Er räusperte sich mehrmals, wie jemand, der eine längere Rede vorhat, und dann fragte er gütig: »Pletschacher, sehen Sie nicht ein, wie weise dieses Gesetz ist, welches Ihnen ein glückliches Alter verbürgt?«

»Na! Dös siech i net.«

»Ja, aber Pletschacher, passen Sie mal auf, nehmen wir mal an, Sie werden alt, müde, gebrechlich, Sie werden siebzig Jahre alt…«

»Dös glaab i net…« – »Was glauben Sie nicht?«

»Daß i siewaz’g Johr alt wer, glaab i net.«

»Ja warum? Gehört das zu den Unmöglichkeiten?«

»I glaab’s halt net…«

»So! Sie glauben es einfach nicht? Hm! Gut! Aber Pletschacher, selbst angenommen, Sie würden dieses Alter nicht erreichen, dann werden doch andere, Ihre Mitarbeiter, diese Wohltat genießen…«

»Wos brauch denn i für anderne zahl’n? Dös gibt’s gar net!«

»Das ist es eben!« fiel hier der Amtsrichter eifrig ein, »das ist es eben! Sehen Sie, Pletschacher! Da fehlt Ihnen die Einsicht, der Sinn für die Allgemeinheit, für das Ganze, für den Staat.«

Pletschacher nahm eine Prise Schmalzler und sah ironisch auf seinen Lehrer, der mit erhobener Stimme fortfuhr: »Der Staat ist eben, ja, wie soll ich mich Ihnen verständlich machen, der Staat ist wie eine Bienenkolonie, wie ein Bienenkorb, in Zellen eingeteilt; jede Biene hat ihre Zelle für sich, ihre Funktionen für sich, aber alle greifen zusammen.

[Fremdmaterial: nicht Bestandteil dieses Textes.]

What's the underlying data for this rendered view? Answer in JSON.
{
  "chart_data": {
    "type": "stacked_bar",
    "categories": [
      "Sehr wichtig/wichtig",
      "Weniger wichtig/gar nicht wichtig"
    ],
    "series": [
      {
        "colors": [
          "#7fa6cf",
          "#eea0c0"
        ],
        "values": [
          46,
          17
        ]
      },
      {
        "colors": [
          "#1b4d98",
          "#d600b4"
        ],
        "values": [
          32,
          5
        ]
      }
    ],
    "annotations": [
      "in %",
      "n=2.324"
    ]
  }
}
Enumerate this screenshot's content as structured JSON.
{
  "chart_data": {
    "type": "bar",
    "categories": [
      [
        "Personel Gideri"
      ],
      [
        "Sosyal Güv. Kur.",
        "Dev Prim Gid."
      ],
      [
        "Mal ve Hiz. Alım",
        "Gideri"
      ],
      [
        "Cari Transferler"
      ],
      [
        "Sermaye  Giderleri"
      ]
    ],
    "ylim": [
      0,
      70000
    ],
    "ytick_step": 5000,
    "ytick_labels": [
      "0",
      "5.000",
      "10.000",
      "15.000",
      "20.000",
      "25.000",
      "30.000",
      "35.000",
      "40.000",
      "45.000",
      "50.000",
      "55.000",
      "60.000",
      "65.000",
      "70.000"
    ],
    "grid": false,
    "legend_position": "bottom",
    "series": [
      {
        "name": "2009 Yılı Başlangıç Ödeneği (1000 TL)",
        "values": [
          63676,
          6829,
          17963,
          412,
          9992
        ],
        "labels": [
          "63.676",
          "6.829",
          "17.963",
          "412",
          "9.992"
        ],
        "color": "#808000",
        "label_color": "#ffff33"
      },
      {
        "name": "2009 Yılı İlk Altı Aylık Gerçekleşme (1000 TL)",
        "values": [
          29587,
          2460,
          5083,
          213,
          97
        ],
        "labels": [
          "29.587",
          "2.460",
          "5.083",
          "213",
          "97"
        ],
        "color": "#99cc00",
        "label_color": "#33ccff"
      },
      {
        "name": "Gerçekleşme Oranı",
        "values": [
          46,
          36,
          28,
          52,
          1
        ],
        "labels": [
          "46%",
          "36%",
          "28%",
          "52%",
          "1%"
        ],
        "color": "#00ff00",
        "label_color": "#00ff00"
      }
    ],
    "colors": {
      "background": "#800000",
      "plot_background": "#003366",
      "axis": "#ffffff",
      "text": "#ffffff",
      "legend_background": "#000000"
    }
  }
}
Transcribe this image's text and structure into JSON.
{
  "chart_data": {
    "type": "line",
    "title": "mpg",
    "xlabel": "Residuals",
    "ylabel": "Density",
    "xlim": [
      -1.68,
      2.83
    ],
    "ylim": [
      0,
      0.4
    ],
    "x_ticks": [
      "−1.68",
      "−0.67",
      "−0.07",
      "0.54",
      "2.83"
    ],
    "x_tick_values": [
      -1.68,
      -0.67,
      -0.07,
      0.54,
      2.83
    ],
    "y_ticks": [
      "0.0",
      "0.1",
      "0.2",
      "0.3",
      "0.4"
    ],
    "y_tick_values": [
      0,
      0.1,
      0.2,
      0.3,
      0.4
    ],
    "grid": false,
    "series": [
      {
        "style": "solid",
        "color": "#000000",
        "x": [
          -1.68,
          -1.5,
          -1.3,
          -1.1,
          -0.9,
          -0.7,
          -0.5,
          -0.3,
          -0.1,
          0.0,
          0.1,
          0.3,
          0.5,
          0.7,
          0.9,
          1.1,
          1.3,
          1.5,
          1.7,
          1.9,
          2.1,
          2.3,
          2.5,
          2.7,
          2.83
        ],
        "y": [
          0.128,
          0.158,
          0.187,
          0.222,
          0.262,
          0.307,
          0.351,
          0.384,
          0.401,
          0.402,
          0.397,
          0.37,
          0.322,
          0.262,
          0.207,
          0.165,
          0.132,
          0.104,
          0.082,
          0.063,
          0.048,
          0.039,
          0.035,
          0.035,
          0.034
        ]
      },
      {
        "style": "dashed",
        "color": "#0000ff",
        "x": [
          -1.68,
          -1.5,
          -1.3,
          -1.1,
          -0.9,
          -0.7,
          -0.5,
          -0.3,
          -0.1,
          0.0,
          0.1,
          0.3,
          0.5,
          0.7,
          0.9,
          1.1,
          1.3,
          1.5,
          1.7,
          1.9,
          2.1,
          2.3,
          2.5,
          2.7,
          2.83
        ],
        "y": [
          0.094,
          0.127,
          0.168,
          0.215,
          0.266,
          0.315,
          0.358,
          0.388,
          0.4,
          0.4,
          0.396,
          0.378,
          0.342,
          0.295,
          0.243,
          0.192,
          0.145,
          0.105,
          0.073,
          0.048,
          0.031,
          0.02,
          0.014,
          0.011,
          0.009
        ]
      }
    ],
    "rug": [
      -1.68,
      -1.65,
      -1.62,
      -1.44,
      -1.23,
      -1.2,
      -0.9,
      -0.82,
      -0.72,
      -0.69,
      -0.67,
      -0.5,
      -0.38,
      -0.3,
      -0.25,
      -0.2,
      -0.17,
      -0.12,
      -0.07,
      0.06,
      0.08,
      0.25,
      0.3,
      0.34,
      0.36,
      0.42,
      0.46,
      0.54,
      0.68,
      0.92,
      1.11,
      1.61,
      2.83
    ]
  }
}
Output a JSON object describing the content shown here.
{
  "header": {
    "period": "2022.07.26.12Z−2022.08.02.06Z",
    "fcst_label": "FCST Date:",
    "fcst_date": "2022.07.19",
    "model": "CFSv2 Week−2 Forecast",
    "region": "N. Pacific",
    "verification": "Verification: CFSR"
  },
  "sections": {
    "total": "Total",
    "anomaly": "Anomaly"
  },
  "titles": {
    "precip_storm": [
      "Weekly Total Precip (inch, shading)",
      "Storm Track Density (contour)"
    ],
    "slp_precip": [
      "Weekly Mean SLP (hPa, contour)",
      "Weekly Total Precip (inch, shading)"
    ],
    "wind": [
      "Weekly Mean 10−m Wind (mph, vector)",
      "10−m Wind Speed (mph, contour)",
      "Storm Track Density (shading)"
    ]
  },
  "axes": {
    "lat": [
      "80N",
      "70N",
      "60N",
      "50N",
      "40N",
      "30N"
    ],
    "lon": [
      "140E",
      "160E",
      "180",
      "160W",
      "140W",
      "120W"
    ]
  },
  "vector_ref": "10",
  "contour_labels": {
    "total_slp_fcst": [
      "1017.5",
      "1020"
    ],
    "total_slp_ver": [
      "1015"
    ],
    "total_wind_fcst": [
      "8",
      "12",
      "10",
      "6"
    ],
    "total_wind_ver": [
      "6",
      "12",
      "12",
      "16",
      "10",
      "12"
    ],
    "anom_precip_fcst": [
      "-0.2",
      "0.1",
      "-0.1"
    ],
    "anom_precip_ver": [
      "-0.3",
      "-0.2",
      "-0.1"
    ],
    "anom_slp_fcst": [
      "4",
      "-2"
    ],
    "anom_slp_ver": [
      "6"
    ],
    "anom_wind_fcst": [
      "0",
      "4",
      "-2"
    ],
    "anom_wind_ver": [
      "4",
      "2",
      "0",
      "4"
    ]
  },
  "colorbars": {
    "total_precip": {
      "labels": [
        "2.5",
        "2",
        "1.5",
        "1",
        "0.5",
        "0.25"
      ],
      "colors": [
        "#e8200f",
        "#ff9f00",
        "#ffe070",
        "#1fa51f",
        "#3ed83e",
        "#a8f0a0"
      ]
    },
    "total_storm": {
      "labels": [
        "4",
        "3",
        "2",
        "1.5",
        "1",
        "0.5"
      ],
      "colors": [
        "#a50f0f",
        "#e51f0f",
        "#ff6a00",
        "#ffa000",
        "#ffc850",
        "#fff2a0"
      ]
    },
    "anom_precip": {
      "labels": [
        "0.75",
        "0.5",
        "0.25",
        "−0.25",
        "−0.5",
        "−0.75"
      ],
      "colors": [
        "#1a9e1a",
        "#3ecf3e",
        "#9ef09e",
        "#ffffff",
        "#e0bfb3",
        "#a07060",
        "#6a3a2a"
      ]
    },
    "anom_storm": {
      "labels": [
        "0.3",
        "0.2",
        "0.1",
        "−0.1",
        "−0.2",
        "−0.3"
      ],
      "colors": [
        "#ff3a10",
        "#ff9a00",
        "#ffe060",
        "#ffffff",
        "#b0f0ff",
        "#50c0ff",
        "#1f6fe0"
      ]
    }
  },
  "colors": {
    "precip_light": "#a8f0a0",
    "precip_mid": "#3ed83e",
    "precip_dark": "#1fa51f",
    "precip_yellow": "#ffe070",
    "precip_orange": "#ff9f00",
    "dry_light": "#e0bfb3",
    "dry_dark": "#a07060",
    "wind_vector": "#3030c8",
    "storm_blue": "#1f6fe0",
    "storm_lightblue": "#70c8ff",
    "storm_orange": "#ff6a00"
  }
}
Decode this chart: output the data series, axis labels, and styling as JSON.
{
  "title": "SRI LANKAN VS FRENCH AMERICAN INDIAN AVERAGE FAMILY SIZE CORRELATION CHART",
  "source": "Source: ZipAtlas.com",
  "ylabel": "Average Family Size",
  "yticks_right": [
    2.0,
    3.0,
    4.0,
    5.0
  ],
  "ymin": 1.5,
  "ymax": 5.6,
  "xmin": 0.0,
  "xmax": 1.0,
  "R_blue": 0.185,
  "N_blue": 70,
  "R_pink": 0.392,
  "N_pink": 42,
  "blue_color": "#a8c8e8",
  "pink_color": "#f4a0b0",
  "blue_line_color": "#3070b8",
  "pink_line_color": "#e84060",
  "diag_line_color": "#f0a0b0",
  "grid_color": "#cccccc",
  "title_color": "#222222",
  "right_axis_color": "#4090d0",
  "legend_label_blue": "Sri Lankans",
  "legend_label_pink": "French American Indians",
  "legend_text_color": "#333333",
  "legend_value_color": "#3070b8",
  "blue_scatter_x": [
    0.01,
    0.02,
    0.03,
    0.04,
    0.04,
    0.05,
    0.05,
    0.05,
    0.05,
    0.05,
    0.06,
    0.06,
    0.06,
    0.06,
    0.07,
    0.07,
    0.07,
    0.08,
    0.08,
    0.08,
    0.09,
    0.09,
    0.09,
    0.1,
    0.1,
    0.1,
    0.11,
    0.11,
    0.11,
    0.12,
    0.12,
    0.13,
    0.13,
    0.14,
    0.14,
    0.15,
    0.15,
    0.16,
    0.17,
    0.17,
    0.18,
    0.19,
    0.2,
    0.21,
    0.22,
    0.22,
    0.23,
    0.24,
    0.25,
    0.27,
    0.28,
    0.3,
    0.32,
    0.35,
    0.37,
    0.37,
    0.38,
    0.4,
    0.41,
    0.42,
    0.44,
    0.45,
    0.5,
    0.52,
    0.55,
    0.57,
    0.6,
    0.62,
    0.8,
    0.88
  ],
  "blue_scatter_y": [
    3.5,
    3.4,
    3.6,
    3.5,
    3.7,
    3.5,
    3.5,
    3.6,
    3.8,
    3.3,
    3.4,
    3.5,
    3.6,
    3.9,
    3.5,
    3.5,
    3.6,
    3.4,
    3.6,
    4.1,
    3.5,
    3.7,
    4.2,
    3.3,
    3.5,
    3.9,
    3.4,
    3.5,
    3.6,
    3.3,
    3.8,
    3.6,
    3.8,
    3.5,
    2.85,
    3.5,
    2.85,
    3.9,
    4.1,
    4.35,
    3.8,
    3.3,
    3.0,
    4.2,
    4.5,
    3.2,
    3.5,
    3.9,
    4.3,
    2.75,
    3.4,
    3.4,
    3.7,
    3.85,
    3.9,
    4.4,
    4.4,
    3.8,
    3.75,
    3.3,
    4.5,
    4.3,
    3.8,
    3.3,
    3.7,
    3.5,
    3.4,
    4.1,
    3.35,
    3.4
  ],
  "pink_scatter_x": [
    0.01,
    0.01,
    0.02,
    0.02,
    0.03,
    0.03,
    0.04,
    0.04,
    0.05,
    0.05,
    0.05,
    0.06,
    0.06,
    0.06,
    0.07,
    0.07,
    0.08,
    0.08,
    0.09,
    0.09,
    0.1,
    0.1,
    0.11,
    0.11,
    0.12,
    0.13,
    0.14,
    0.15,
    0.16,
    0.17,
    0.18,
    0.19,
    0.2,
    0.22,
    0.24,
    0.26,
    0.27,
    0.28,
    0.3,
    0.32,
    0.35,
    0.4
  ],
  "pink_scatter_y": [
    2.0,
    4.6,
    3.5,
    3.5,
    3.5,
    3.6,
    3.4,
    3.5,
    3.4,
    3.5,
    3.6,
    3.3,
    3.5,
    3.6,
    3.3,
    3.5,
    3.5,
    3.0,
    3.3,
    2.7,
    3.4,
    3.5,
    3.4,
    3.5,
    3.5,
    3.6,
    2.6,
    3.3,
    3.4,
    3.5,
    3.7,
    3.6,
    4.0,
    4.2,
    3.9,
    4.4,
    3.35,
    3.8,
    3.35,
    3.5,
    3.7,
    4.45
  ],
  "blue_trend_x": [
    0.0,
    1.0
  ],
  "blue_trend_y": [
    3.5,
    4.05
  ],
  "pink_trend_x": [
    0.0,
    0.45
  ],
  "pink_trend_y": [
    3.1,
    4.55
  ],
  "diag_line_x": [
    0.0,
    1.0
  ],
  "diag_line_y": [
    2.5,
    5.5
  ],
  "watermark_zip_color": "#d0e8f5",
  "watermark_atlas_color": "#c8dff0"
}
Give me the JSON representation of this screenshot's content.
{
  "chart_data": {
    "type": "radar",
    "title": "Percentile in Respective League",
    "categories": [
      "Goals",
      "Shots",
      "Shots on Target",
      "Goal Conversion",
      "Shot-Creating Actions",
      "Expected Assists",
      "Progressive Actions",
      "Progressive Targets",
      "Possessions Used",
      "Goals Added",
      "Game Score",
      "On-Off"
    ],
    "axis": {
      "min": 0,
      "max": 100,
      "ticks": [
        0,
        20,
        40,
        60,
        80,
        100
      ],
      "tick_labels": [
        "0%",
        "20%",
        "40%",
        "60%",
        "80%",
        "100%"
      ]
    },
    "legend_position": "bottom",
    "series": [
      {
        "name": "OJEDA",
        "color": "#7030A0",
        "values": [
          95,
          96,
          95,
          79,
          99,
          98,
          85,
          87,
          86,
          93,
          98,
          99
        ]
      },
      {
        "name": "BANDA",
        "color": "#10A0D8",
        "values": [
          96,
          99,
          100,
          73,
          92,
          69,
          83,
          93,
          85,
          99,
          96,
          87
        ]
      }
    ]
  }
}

Verstehen Sie mich?«

»Na, und glaaben tua i’s aa net.«

»Was glauben Sie nicht?«

»Daß der Schtaat wie a Bienenkorb is, glaab i net, Herr Amtsrichter. Bei die Bienen wer’n dö, wo nix arbet’n, umbracht, bei ins aba hamm s’ des schönste Leben. Do is grad umkehrt.«

Das Gesicht des Vorsitzenden hatte sich bei diesen Worten verfinstert, jede Milde war aus demselben verschwunden.

Er sah, daß mit Vernunftgründen eine Besserung nicht zu erreichen war, und beschloß wohl, die ganze Strenge des Gesetzes anzuwenden.

In der Tat wurde Pletschacher mit der höchsten Strafe bedacht. Ich fand es durchaus richtig. Der Mann hatte die Möglichkeit, von seinen Irrtümern geheilt zu werden, schnöde verscherzt. Da ist Milde von Übel.